NFV advocates claim their architecture makes up for these deficiencies through simpler, more conservative, network topologies.  But Kucharewski counters that there’s a speed threshold, beyond which its switching fabric provides all the simplicity a network admin could ask for, by means of much fatter pipes.

“When you’re looking at network design and management, having sufficient bandwidth, and not too tightly provisioning that bandwidth, is a key to simplicity of operations, and also future scale of the network,” remarks Broadcom’s marketing director.  “That said, even with a network that has sufficient bandwidth to handle current-day and future compute needs, there is still a need for additional visibility and control to adapt to those workloads.  So I would characterize it as a two-pronged approach:  One is to make sure you have the bandwidth, and you have enough overhead within the network so that it’s provisioned properly; and then two, that you have good visibility and adaptability to the traffic flows operating on that interconnect.”

Broadcom’s value-add for Tomahawk includes a new policy-based mechanism for directing traffic flow and load balancing, that may seem familiar to any infosec professional who’s worked with programmable firewalls.  Called BroadView, this system will adopt a four-stage approach to traffic management: monitoring the live state of each active switch, analyze the packets showing up on the SDN controller, optimizing the reaction to that traffic flow, and automating the way similar reactions can be taken in the future.  It’s a way of creating “if/then” rules for traffic flow that let a software-defined network of hardware-defined components truly follow the instructions of software.

“We categorize the BroadView features into network-level analytics, and specific packet-level analytics,” explains Kucharewski.  “The intent of BroadView is for every switch within the network to feed back pieces of information to an SDN controller that can then assemble a network-wide view of congestion patterns occurring within the network.  This is a sort of ‘crowdsourced’ implementation, where each switch is contributing to a picture of the whole.”

He offers one critical example:  At every point in the network, a packet has a choice of multiple paths.  The quality of load balancing influences whether the network is flowing smoothly or experiencing congestion.  That congestion will be felt by a kind of sensor located in Tomahawk’s on-chip buffer, indicating a backlog of packets within the switch.  This accumulation takes place well before packets end up being dropped.  With load balancing monitors, an admin can see how evenly packets are being distributed, and can respond to emerging bottlenecks, which show up graphically as hotspots.  Like a weather forecaster, admins can narrow or widen the window of the timescale from a few milliseconds to several seconds.

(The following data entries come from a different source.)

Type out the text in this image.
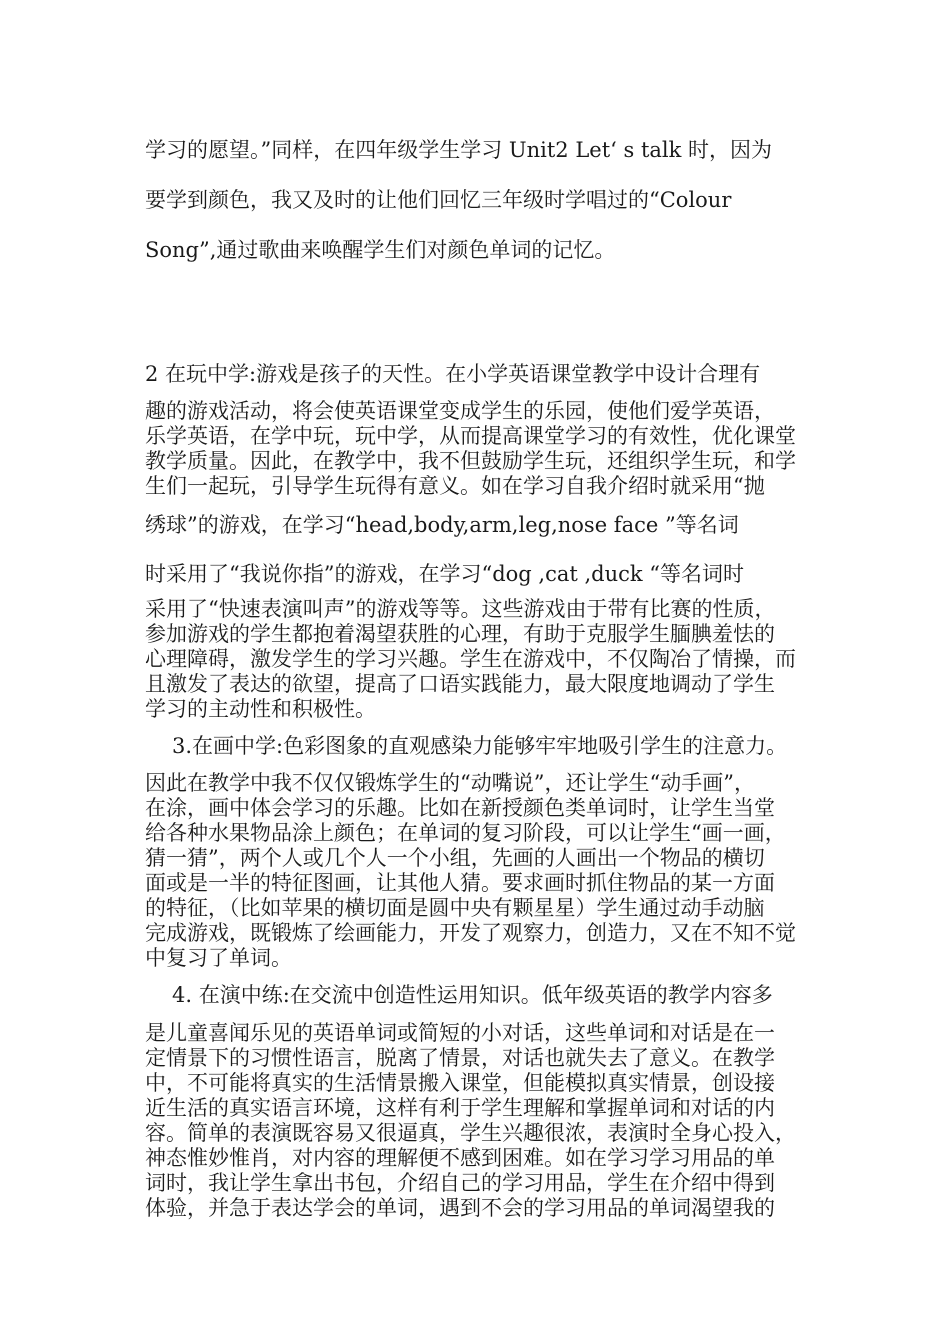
学习的愿望。”同样，在四年级学生学习 Unit2 Let‘ s talk 时，因为
要学到颜色，我又及时的让他们回忆三年级时学唱过的“Colour
Song”,通过歌曲来唤醒学生们对颜色单词的记忆。
2 在玩中学:游戏是孩子的天性。在小学英语课堂教学中设计合理有
趣的游戏活动，将会使英语课堂变成学生的乐园，使他们爱学英语，
乐学英语，在学中玩，玩中学，从而提高课堂学习的有效性，优化课堂
教学质量。因此，在教学中，我不但鼓励学生玩，还组织学生玩，和学
生们一起玩，引导学生玩得有意义。如在学习自我介绍时就采用“抛
绣球”的游戏，在学习“head,body,arm,leg,nose face ”等名词
时采用了“我说你指”的游戏，在学习“dog ,cat ,duck “等名词时
采用了“快速表演叫声”的游戏等等。这些游戏由于带有比赛的性质，
参加游戏的学生都抱着渴望获胜的心理，有助于克服学生腼腆羞怯的
心理障碍，激发学生的学习兴趣。学生在游戏中，不仅陶冶了情操，而
且激发了表达的欲望，提高了口语实践能力，最大限度地调动了学生
学习的主动性和积极性。
3.在画中学:色彩图象的直观感染力能够牢牢地吸引学生的注意力。
因此在教学中我不仅仅锻炼学生的“动嘴说”，还让学生“动手画”，
在涂，画中体会学习的乐趣。比如在新授颜色类单词时，让学生当堂
给各种水果物品涂上颜色；在单词的复习阶段，可以让学生“画一画，
猜一猜”，两个人或几个人一个小组，先画的人画出一个物品的横切
面或是一半的特征图画，让其他人猜。要求画时抓住物品的某一方面
的特征，（比如苹果的横切面是圆中央有颗星星）学生通过动手动脑
完成游戏，既锻炼了绘画能力，开发了观察力，创造力，又在不知不觉
中复习了单词。
4. 在演中练:在交流中创造性运用知识。低年级英语的教学内容多
是儿童喜闻乐见的英语单词或简短的小对话，这些单词和对话是在一
定情景下的习惯性语言，脱离了情景，对话也就失去了意义。在教学
中，不可能将真实的生活情景搬入课堂，但能模拟真实情景，创设接
近生活的真实语言环境，这样有利于学生理解和掌握单词和对话的内
容。简单的表演既容易又很逼真，学生兴趣很浓，表演时全身心投入，
神态惟妙惟肖，对内容的理解便不感到困难。如在学习学习用品的单
词时，我让学生拿出书包，介绍自己的学习用品，学生在介绍中得到
体验，并急于表达学会的单词，遇到不会的学习用品的单词渴望我的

At the packet level, he goes on, BroadView presents a picture of single points in the network, using a kind of canary-in-the-coal-mine approach.  “Then we provide packet-tracing capabilities.  For instance, for a sample packet that would be injected at that switch, how would that switch handle the packet?  This is helpful if, for example, you’re losing packets within the network.  You can debug that while the network is running.”

Broadcom has yet to provide a specific release timeframe for Tomahawk and its accompanying services, though sampling is beginning immediately.